Ambitions keep the cheese war churning

The battle for Warrnambool Cheese has become a battle of egos, with the succession of higher bids suggesting strategic issues are perhaps overshadowing questions of value and return.

“There’s a lot of testosterone around,” quipped an investment banker advising one of Warrnambool Cheese and Butter Factory Ltd’s would-be acquirers.

There has also been a deluge of transcontinental conference calls between Montreal-based Saputo Inc’s chief executive Lino Saputo Jr and his bankers at Rothschild in Melbourne and Rabobank’s New York office that has meant little sleep and mobile phones becoming an even more ubiquitous companion.

“I don’t watch the clock and I have my Blackberry with me constantly,” says one Saputo advisor.

Yesterday Rabobank and Rothschild scrambled after the close of ASX trading to check documents that detailed Saputo’s improved $8 cash offer for Warrnambool in time for the Warrnambool board to consider and endorse the Saputo bid before the ASX opened for trading today.

By 0730 AEDT this morning, the Saputo CEO and the Warrnambool board, advised by CIMB, had all agreed, much to the relief of their advisors. The takeover documents were submitted to the ASX. Lino Saputo Jr may be in Australia next week to meet his Warrnambool counterpart David Lord.

“It’s like watching a passing parade. Every day it seems there is a new bid,” says the banker advising a Warrnambool bidder.

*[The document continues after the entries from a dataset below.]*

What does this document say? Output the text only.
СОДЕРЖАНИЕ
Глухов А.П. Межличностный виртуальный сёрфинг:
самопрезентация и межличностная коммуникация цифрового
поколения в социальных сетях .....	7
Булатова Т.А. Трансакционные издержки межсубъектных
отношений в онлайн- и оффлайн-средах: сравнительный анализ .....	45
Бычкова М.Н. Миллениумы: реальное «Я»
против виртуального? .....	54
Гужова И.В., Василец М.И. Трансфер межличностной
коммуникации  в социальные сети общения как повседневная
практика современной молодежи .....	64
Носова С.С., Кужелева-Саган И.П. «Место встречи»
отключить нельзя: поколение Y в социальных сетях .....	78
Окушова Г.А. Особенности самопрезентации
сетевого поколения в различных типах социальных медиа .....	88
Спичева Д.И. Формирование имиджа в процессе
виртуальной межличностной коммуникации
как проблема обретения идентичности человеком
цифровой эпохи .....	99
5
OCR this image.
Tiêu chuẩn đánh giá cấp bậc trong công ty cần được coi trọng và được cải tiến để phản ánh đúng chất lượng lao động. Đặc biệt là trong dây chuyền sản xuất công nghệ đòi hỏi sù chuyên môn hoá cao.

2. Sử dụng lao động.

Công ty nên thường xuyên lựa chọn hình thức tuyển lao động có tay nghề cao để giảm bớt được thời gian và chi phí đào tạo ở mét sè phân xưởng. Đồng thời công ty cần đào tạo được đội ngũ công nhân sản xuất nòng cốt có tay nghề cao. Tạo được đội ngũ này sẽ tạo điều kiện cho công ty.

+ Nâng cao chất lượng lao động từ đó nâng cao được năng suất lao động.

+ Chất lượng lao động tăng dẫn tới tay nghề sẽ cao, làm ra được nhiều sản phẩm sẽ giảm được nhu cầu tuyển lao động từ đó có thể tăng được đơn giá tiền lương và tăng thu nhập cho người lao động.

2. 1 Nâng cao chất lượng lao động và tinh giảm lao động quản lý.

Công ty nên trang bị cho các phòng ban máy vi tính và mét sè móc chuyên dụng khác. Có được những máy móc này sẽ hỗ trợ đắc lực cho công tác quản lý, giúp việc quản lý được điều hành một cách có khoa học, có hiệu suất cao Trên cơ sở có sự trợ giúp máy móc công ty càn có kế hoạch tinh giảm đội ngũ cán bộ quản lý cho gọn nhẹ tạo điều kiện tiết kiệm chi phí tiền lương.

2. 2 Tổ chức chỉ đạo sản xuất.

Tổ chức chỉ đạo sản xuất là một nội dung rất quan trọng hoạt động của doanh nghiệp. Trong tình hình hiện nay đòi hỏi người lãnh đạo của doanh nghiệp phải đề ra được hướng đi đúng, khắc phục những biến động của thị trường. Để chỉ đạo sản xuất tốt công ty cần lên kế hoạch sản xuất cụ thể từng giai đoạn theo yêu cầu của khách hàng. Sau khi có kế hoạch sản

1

Advisors to Saputo are hesitant to describe their $8 cash offer – as much as $8.56 once special dividends are factored in – as a knockout blow to rivals Bega Cheese Ltd and Murray Goulburn Co-operative Ltd.

One recalled that they thought their $7 cash offer would dissuade rivals, only to see Murray Goulburn offer $7.50 and Bega reiterating it was prepared to offer more, once it receives Australian Competition and Consumer Commission approval for its takeover plans.

Bega’s offer of 1.2 of its shares and $2 cash was valued at 1132 AEDT at $6.80.

“Warrnambool has become a bit of a battle of egos,” says Mark Topy, an analyst at Canaccord Genuity Australia Ltd. “It is difficult to see the commercial logic of higher bids occurring, but this does not preclude the possibility that strategic issues are now overshadowing consideration of value and return.”

Certainly, the stock market perceives Saputo will be challenged again. At 1132 AEDT Warrnambool shares were trading at $8.42, a 5.3 per cent premium over Saputo’s $8 a share offer.

Saputo has deep pockets as its $C10 billion ($A10 billion) market value attests. The National Bank of Canada and Bank of Montreal are prepared to finance an even higher bid by their client.

But at $8 a share, Saputo’s bid values Warrnambool at 10.3 times forecast 2014 earnings before interest, tax, depreciation and amortization of $51.1 million. That’s a considerable premium above the median value of publicly listed international dairy companies, who trade at 7.5 times.

Saputo is not prepared to increase its takeover offer repeatedly. But it does perceive its rivals have less firepower than them to further improve their bids: it believes Murray Goulburn and Bega’s bankers aren’t prepared to finance higher offers for Warrnambool because the respective companies debt loads would become too onerous.

Murray Goulburn and its bankers at Lazard Ltd reject such talk. ANZ Ltd., National Australia Bank Ltd and Westpac Banking Corp are prepared to lend more while the cooperative may issue securities to help fund an improved offer.

Bega is also unwilling to wave the white flag.

Its banker, David Williams, says the company’s offer is the only one shareholders can accept as Bega has posted its takeover offer to Warrnambool shareholders.

“Ours is the only bid in shareholders hands that can be accepted,” says Williams.

And what does Williams think of Saputo’s latest offer?

“It’s all good sport,” he tells DataRoom.